An Ending to Savour

The 2016 County Championship concluded overnight with an extraordinary finish to the final round of matches. I was up half the night, glued to my phone as updates came through. In the end, Middlesex took the title for the first time in 23 years after a contrived run chase came to a dramatic conclusion with a hat-trick from Toby Roland-Jones to deny Yorkshire. There has been plenty written about the way the match was set up, but I’ve not got a major issue with it. Both teams had to win to see off Somerset and claim the crown, so to not come to some sort of agreement would seem to me to be a dereliction of duty. Of course, serving up an hour of buffet bowling in order to manufacture a chase is never ideal, but to call it cheating shows a lack of understanding of the nuances of the game.

Having said that, it’s impossible not to feel sorry for Somerset, who have yet again been thwarted at the death. Their hundred plus year wait for a Championship title goes on. Chris Rogers had a stroming last match, scoring twin centuries in their destruction of Notts, but it still fell short. His retirement after the game ends a fine career. He made his presence felt in the South West and will be missed.

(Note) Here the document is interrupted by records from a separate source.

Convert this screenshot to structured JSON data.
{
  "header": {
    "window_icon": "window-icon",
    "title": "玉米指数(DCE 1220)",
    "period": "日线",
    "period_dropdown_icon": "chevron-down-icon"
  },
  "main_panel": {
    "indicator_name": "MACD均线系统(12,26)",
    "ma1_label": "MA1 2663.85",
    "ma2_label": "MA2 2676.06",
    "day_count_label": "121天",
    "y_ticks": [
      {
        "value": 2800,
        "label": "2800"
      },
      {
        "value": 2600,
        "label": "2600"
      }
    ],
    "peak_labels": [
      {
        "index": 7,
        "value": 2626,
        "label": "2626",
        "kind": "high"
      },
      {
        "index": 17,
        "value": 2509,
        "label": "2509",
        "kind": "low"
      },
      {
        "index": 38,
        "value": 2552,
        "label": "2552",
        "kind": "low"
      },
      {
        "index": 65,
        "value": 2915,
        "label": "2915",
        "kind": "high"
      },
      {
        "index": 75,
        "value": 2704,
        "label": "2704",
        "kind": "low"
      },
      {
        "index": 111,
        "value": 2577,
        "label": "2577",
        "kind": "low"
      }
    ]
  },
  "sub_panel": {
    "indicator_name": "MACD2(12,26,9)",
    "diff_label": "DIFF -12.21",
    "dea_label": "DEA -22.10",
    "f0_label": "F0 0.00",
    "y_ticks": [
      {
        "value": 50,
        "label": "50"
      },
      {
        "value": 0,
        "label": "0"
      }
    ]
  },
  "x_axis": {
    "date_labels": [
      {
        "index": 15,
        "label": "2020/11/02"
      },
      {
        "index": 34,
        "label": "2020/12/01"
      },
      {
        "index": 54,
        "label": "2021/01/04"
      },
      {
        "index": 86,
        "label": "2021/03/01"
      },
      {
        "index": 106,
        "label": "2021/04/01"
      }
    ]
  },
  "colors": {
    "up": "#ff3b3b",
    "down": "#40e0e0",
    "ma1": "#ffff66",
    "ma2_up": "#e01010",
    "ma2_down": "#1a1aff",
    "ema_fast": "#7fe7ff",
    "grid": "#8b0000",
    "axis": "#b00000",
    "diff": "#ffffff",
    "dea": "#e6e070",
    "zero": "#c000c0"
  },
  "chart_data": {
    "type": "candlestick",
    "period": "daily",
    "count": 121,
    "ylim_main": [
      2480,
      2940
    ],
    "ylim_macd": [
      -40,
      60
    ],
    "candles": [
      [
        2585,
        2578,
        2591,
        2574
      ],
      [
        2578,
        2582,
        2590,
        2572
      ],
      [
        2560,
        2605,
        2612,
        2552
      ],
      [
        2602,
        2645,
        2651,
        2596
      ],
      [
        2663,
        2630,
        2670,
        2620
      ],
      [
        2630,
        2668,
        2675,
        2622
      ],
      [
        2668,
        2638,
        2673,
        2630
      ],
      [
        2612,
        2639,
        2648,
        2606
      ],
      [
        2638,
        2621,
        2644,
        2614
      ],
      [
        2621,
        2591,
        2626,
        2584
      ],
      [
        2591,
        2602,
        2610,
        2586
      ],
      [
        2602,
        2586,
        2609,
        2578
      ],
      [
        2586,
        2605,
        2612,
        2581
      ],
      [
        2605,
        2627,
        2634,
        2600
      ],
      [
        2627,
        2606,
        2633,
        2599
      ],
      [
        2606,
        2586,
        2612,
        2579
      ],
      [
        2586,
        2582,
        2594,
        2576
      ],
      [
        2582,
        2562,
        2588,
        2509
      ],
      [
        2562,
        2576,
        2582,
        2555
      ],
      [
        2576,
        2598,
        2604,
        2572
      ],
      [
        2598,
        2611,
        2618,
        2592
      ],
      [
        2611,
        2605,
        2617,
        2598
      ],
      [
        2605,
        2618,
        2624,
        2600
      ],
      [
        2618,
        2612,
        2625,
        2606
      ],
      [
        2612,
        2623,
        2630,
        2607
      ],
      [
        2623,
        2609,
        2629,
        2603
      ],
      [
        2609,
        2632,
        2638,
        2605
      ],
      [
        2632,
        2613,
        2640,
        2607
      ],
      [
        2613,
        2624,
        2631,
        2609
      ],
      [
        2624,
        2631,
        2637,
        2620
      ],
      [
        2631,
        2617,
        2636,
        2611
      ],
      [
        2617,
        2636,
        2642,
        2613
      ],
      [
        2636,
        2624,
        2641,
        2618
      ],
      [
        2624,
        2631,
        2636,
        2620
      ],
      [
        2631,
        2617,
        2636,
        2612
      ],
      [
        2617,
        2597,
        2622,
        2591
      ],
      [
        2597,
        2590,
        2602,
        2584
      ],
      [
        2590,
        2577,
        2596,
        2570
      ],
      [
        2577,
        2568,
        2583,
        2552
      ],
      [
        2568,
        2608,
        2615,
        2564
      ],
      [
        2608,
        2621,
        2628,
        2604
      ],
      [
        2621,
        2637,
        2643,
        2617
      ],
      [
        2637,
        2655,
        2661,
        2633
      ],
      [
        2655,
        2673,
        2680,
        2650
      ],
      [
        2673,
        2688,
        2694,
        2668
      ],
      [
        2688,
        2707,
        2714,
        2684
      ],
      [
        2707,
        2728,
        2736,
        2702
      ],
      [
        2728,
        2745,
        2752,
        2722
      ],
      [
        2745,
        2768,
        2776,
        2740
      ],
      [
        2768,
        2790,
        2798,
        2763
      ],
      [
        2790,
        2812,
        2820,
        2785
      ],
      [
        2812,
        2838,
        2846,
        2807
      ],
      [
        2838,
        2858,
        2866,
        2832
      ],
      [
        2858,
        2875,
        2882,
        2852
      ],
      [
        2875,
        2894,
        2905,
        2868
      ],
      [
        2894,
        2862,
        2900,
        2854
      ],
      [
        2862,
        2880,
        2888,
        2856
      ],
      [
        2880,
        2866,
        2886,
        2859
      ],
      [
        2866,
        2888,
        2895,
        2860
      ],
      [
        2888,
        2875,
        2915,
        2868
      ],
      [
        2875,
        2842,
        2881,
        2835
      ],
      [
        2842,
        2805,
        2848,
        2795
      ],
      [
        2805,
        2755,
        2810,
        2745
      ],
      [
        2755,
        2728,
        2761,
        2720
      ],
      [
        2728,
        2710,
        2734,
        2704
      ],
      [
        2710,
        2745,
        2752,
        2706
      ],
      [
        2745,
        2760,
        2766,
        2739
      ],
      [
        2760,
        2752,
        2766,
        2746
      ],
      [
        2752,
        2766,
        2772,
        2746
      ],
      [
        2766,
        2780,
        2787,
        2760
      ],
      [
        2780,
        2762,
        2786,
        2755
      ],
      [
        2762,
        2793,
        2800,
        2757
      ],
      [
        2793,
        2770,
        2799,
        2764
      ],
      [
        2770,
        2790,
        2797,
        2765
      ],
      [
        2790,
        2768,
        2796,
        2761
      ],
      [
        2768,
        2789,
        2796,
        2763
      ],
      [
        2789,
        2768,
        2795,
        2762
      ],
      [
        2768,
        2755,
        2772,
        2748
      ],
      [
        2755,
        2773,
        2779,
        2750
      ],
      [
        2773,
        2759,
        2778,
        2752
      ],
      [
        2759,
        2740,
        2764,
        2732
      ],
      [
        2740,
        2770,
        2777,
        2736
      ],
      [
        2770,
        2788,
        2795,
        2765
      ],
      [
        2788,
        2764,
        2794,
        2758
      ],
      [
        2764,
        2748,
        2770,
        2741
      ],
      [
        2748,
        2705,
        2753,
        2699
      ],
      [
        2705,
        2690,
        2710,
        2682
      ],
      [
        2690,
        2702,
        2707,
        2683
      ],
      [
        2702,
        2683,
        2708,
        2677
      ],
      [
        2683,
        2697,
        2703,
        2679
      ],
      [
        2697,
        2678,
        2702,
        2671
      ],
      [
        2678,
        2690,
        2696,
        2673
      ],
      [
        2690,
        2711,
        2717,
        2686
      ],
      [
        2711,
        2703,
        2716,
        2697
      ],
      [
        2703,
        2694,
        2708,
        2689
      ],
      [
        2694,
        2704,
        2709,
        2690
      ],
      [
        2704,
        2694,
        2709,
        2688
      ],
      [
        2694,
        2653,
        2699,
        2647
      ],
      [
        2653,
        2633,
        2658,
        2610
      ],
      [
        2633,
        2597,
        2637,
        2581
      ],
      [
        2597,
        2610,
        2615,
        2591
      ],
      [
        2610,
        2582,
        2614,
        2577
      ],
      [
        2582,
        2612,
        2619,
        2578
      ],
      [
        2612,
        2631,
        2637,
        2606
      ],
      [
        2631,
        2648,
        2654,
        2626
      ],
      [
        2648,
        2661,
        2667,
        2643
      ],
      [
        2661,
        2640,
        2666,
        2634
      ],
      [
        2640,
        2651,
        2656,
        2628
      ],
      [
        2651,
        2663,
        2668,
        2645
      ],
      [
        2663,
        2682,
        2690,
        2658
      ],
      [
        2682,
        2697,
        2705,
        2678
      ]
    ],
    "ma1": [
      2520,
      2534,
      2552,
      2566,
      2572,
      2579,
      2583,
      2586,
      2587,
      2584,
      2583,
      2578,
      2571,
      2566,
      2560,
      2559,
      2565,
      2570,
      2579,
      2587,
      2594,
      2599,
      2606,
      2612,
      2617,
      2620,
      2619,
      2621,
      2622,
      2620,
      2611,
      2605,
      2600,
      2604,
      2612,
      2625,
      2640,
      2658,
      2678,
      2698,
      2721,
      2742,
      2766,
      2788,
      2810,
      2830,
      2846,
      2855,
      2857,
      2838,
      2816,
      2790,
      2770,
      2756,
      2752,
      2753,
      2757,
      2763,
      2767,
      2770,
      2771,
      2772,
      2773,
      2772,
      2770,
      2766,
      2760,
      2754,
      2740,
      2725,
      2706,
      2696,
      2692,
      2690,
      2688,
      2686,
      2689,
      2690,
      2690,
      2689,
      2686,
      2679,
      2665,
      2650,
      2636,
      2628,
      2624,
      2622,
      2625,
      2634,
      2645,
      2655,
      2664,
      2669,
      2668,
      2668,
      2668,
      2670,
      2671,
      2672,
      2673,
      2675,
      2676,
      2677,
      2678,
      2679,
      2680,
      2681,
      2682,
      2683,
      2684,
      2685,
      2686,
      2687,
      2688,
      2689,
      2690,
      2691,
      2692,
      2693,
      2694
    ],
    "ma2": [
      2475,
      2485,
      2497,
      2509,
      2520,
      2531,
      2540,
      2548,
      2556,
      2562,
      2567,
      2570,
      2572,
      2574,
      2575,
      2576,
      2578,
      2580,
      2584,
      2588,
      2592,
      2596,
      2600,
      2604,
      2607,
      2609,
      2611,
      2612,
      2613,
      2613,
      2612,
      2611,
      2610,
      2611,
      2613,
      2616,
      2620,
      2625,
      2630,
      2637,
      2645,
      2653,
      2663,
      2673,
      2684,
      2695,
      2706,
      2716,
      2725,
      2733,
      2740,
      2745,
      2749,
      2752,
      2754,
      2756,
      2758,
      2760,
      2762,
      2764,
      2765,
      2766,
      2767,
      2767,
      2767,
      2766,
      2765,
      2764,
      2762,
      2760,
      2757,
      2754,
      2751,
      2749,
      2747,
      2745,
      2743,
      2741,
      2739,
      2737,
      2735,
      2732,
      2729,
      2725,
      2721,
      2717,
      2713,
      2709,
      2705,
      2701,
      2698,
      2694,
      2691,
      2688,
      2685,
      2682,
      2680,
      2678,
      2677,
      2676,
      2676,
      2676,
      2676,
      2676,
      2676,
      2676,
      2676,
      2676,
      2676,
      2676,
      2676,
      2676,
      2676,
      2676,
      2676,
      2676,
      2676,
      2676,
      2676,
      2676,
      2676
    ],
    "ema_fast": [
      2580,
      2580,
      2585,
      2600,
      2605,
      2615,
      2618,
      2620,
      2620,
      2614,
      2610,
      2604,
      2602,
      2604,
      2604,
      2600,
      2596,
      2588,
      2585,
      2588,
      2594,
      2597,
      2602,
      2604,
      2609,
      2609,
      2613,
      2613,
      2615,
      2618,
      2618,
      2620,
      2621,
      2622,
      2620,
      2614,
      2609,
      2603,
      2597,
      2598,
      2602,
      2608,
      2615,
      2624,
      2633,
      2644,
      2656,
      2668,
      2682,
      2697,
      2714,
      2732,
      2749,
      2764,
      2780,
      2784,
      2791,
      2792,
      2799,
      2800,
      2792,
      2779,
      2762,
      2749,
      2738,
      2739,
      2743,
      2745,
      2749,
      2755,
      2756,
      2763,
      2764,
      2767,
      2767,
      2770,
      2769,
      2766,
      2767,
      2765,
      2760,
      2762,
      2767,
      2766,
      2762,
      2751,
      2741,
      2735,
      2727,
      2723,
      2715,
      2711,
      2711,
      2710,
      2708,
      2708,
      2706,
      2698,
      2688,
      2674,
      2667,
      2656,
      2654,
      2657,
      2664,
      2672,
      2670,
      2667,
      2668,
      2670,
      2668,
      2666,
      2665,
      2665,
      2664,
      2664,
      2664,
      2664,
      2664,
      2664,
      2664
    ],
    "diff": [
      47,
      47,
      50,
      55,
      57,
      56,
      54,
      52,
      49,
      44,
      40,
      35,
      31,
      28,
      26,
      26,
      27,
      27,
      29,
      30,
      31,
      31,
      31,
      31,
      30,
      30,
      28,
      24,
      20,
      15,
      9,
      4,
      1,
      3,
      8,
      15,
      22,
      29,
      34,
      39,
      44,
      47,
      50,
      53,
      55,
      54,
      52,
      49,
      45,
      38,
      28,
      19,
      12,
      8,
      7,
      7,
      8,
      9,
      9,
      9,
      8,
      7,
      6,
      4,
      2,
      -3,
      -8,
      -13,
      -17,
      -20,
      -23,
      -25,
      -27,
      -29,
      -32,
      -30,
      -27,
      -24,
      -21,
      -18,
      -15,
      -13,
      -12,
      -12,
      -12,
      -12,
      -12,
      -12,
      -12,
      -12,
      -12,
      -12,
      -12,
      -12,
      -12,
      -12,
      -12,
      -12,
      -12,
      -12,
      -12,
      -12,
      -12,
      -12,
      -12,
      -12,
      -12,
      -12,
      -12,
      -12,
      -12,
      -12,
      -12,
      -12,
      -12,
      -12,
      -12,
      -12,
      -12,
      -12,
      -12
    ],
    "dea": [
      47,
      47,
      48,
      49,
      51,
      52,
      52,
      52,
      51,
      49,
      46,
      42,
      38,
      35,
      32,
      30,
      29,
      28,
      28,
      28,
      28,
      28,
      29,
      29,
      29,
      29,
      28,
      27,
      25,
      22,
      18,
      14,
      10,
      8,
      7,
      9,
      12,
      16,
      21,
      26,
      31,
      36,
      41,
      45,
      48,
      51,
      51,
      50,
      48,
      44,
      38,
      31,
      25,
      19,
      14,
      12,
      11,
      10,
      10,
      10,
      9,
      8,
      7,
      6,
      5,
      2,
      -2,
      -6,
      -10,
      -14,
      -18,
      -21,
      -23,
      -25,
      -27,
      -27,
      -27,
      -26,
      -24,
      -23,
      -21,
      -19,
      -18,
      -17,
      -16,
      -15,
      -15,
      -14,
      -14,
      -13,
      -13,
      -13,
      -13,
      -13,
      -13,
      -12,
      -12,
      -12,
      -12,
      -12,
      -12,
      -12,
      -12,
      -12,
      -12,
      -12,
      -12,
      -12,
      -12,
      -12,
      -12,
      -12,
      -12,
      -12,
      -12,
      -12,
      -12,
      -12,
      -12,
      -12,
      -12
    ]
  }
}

For me, the main thing to take away from the season is the continuing strength of the county game. The Championship coverage was the second most viewed on the BBC website as the matches reached their climax, it trended consistently on Twitter throughout the day and over 20,000 went through the Lord’s turnstiles over the four days. County cricket is much derided in some quarters, but the product is as strong as ever and its merits should be shouted from the rooftops. Funnily enough, the ECB’s new city T20 tournament will definitely erode the significance of the counties, and from next year the number of games in the First Division will be chopped to 14. Almost as if the game’s governing body in England don’t back their own premier competition as they should.

T20 has its place in the calendar and has revolutionised cricket for many. But pushing county cricket to the margins for it will alienate those who appreciate and love the to’s and fro’s of the longer format. A finish like yesterday’s is far more thrilling than anything T20 can produce in my opinion. So those who still have a fondness for county cricket – embrace it, sing its praises, and fight for it. It’s really worth it.